Acusa as autoridades israelitas de bloquearem “toda a ajuda humanitária, água, electricidade e combustível, excepto uma pequena fracção, de chegar aos civis necessitados”, bem como de realizar ataques que danificaram e destruíram recursos vitais como hospitais e padarias.
A HRW também alega que os militares de Israel “demoliram intencionalmente ou danificaram gravemente infra-estruturas civis, incluindo demolições controladas de casas, com o aparente objectivo de criar uma ‘zona tampão’ alargada ao longo do perímetro de Gaza com Israel e um corredor que bifurcará Gaza”.
“A destruição é tão substancial que indica a intenção de deslocar permanentemente muitas pessoas”, alerta.
Os ministros do governo israelense também são citados como tendo dito que o território de Gaza diminuiria e que as terras seriam entregues aos colonos israelenses.
“O deslocamento forçado tem sido generalizado e as evidências mostram que tem sido sistemático e faz parte de uma política estatal. Tais atos também constituem crimes contra a humanidade”, afirma a HRW.

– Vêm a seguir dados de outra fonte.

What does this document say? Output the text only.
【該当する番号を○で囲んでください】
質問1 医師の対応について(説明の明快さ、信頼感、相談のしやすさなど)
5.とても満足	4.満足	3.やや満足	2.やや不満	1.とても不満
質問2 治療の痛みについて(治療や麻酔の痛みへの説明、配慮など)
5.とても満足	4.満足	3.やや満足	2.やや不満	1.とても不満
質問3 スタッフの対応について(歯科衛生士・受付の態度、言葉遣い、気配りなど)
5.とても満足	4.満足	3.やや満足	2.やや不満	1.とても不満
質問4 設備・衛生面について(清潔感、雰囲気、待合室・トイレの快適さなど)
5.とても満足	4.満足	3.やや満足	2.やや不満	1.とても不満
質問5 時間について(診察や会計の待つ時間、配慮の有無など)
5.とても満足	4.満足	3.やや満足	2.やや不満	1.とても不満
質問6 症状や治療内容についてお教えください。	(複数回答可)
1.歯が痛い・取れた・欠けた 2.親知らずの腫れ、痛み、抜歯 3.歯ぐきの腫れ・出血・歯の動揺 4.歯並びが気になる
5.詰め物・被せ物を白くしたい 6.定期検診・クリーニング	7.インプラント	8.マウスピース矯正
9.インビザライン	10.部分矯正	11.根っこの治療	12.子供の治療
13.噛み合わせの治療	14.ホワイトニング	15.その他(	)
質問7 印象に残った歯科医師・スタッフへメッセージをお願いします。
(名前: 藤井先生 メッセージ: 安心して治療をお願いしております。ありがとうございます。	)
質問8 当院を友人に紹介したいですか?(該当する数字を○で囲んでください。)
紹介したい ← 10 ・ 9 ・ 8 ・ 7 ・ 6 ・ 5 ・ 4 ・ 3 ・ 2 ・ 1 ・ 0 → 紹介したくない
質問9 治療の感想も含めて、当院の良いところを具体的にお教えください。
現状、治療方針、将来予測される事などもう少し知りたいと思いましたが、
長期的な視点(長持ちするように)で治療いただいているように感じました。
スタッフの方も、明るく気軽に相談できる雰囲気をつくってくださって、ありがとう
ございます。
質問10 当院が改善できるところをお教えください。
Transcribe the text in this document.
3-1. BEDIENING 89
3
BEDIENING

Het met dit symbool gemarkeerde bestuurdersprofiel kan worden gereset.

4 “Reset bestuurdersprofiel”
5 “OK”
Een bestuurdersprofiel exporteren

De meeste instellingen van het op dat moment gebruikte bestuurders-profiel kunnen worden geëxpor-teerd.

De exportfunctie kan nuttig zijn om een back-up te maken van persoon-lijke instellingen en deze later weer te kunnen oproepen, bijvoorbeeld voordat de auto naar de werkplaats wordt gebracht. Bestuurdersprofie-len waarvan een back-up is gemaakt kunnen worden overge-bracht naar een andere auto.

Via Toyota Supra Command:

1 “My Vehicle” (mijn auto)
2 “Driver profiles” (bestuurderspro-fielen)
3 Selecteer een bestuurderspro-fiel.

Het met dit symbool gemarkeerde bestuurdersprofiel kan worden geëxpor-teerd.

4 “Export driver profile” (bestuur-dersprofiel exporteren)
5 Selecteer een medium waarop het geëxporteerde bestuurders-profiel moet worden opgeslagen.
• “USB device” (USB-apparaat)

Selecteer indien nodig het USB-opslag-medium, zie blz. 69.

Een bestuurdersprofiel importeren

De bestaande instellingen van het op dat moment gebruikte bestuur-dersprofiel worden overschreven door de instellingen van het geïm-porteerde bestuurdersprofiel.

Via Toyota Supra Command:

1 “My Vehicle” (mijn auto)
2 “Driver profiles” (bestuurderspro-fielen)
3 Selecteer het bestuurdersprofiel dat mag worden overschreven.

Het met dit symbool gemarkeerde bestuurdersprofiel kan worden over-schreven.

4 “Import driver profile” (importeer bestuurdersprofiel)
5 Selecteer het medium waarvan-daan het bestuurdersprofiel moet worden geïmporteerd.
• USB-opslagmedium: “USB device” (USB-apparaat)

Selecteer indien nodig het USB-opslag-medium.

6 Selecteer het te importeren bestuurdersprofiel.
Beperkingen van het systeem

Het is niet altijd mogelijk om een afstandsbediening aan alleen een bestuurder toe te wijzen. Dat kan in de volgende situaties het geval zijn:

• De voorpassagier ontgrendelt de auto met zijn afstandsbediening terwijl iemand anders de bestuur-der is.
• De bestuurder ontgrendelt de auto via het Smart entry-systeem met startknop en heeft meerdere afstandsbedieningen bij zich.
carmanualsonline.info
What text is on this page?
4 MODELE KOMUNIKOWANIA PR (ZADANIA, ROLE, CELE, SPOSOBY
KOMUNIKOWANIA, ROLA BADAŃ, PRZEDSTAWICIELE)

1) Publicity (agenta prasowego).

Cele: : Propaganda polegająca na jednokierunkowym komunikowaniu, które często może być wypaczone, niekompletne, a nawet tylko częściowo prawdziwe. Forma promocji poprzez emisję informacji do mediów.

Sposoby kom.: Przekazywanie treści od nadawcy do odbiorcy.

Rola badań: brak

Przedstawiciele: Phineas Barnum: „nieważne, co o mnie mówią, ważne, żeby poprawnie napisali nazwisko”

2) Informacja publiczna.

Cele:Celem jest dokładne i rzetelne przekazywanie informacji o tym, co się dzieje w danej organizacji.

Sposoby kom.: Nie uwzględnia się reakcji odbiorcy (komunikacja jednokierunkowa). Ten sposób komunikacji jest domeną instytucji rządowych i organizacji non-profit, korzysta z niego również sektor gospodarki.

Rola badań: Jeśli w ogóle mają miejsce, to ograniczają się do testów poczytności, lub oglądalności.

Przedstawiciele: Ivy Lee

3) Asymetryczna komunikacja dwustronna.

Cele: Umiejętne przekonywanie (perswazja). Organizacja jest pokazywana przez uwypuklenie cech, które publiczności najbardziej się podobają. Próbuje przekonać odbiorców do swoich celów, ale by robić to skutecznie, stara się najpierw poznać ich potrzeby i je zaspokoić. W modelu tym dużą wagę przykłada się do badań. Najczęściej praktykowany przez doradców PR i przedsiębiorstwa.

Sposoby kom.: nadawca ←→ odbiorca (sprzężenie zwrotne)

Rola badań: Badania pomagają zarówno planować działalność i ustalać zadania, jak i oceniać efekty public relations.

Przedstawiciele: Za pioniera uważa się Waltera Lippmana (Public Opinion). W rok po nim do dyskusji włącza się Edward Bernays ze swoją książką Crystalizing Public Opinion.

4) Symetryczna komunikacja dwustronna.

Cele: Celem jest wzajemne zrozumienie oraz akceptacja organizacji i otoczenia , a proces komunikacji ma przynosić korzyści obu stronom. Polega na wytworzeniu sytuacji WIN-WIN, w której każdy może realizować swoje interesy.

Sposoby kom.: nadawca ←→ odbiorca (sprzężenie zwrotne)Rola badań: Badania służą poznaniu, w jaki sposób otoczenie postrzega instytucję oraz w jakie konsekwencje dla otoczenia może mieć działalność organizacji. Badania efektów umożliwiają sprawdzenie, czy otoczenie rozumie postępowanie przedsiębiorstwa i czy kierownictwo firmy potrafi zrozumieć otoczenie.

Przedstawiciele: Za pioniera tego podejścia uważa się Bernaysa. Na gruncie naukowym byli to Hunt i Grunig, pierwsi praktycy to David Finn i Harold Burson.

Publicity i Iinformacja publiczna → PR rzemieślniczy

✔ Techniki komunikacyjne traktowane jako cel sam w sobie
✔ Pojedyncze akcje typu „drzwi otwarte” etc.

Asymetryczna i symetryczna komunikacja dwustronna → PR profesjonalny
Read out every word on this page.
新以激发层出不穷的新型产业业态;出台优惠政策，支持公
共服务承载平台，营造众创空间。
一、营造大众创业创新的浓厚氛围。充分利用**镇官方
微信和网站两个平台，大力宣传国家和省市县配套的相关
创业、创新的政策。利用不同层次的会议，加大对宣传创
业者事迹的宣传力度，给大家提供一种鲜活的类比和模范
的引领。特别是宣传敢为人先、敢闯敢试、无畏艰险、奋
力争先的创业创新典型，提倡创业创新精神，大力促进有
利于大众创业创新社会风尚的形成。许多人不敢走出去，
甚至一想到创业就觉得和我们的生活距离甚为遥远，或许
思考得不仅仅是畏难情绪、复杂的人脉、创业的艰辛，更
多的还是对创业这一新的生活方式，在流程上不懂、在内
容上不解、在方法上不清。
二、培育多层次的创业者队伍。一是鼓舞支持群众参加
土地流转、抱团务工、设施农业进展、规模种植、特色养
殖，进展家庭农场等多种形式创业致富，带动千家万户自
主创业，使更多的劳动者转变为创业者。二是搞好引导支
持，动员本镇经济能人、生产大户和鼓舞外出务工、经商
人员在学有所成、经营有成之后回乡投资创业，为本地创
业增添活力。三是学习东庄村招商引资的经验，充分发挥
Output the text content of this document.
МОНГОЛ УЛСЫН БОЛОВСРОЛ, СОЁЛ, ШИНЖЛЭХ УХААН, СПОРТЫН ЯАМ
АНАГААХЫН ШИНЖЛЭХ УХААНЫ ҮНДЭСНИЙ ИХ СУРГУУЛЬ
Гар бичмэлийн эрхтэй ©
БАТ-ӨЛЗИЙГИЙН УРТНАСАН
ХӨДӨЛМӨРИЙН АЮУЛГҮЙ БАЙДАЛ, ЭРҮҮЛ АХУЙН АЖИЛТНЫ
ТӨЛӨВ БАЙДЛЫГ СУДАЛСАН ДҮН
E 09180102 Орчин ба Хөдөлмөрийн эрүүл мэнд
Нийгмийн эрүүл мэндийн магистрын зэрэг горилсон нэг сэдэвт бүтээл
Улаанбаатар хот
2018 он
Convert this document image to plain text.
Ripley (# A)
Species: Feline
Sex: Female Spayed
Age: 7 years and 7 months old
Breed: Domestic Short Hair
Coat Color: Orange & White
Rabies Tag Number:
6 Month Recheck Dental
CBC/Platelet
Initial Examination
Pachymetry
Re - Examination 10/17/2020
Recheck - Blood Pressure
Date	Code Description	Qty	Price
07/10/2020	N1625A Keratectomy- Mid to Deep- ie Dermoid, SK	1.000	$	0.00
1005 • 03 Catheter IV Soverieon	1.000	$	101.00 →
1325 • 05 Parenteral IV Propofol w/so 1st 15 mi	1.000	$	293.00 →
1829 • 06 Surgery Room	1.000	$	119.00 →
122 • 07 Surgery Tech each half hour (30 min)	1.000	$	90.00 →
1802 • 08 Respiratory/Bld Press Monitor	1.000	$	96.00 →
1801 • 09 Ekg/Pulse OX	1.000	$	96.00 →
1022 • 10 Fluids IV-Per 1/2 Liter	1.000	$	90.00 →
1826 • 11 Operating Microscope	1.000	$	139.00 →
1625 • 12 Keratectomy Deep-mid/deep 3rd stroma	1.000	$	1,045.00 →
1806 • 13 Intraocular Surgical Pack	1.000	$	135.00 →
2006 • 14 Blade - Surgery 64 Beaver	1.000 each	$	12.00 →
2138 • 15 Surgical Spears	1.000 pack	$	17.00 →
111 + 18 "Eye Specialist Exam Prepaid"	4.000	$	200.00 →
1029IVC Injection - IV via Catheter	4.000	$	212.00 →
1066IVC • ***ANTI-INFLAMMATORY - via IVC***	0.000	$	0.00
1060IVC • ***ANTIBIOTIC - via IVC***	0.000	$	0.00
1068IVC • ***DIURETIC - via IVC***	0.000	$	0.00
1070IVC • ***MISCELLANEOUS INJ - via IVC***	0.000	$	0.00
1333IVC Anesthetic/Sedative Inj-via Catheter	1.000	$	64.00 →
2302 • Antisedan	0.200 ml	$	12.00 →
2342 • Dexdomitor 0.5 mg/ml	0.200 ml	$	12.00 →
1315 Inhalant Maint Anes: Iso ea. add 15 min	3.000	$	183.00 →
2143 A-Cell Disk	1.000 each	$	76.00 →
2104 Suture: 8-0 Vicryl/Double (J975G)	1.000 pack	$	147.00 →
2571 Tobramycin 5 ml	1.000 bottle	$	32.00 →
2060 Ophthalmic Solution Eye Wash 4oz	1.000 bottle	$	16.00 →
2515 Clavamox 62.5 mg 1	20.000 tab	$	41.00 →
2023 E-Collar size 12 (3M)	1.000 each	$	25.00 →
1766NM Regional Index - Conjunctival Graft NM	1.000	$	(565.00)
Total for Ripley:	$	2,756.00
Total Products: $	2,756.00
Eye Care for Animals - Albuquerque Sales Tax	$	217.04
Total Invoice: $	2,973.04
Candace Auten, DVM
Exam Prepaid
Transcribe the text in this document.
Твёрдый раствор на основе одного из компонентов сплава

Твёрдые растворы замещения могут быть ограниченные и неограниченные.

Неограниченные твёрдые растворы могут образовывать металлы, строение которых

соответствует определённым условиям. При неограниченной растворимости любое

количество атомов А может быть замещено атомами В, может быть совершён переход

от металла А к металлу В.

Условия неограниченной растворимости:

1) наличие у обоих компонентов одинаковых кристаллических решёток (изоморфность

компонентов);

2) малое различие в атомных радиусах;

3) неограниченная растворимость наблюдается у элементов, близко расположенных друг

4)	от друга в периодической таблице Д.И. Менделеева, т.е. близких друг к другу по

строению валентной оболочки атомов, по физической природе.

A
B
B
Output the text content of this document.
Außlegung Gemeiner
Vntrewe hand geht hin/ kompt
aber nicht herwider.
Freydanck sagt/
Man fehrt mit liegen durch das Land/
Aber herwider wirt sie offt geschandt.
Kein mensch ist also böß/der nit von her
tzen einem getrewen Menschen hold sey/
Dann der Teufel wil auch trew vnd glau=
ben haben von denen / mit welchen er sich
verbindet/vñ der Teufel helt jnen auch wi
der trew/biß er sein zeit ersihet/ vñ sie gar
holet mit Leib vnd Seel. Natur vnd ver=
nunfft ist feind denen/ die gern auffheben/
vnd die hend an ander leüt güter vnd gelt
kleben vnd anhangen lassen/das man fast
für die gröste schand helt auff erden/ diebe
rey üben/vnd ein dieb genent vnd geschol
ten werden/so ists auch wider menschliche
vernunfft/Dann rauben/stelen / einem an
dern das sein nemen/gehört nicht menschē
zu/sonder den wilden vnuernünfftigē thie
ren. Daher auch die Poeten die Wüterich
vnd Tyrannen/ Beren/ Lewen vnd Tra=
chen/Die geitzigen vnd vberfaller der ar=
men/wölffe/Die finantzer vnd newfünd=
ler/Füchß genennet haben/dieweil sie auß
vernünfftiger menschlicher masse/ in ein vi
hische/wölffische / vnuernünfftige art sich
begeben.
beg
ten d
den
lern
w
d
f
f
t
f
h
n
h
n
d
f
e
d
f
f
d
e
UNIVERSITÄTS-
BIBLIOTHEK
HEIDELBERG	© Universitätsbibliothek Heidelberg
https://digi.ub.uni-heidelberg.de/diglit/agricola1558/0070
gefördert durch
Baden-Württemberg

Afirma também que o “deslocamento violento e organizado de palestinianos em Gaza, que são membros de outro grupo étnico, está provavelmente planeado para ser permanente nas zonas tampão e nos corredores de segurança”, e que tais ações “equivalem a limpeza étnica”.
Em resposta, as Forças de Defesa de Israel (IDF) disseram em um comunicado que o relatório “ao mesmo tempo apresenta informações seletivamente de uma maneira que obscurece o contexto, bem como faz certas deturpações flagrantes”.
“As advertências das FDI aos membros da população civil para se distanciarem temporariamente de áreas que se espera que sejam expostas a guerras intensas são feitas de acordo com a obrigação, sob o direito internacional, de tomar precauções viáveis para mitigar os danos civis, fornecendo avisos prévios antes dos ataques,” acrescentou.
“As FDI apenas operam em áreas onde se sabe que existe uma presença militar e ainda estão neste momento a trabalhar para desmantelar a infra-estrutura militar do Hamas em várias partes da Faixa de Gaza.”
As FDI também negaram anteriormente que estivessem a tentar criar zonas tampão permanentes e o Ministro dos Negócios Estrangeiros israelita, Gideon Saar, disse recentemente que as pessoas deslocadas do norte de Gaza seriam autorizadas a regressar a casa no final da guerra.
Também na quinta-feira, um comité especial da Assembleia Geral da ONU divulgou um novo relatório que afirma que os métodos de guerra de Israel em Gaza são “consistentes com as características do genocídio, com vítimas civis em massa e condições de risco de vida impostas intencionalmente aos palestinianos de lá”.
Israel negou veementemente que as suas forças estejam a cometer genocídio em Gaza.
Durante uma coletiva de imprensa na quinta-feira, o porta-voz do Departamento de Estado dos EUA, Vedant Patel, disse aos repórteres que os EUA “discordavam inequivocamente” de que os métodos de guerra israelenses eram consistentes com o genocídio.
“Achamos que esse tipo de frase e esse tipo de acusação são certamente infundados”, disse ele.
Israel lançou uma campanha para destruir o Hamas em resposta ao ataque sem precedentes do grupo ao sul de Israel, em 7 de Outubro de 2023, no qual cerca de 1.200 pessoas foram mortas e outras 251 foram feitas reféns.
Mais de 43.700 pessoas foram mortas em Gaza desde então, de acordo com o Ministério da Saúde do território, administrado pelo Hamas.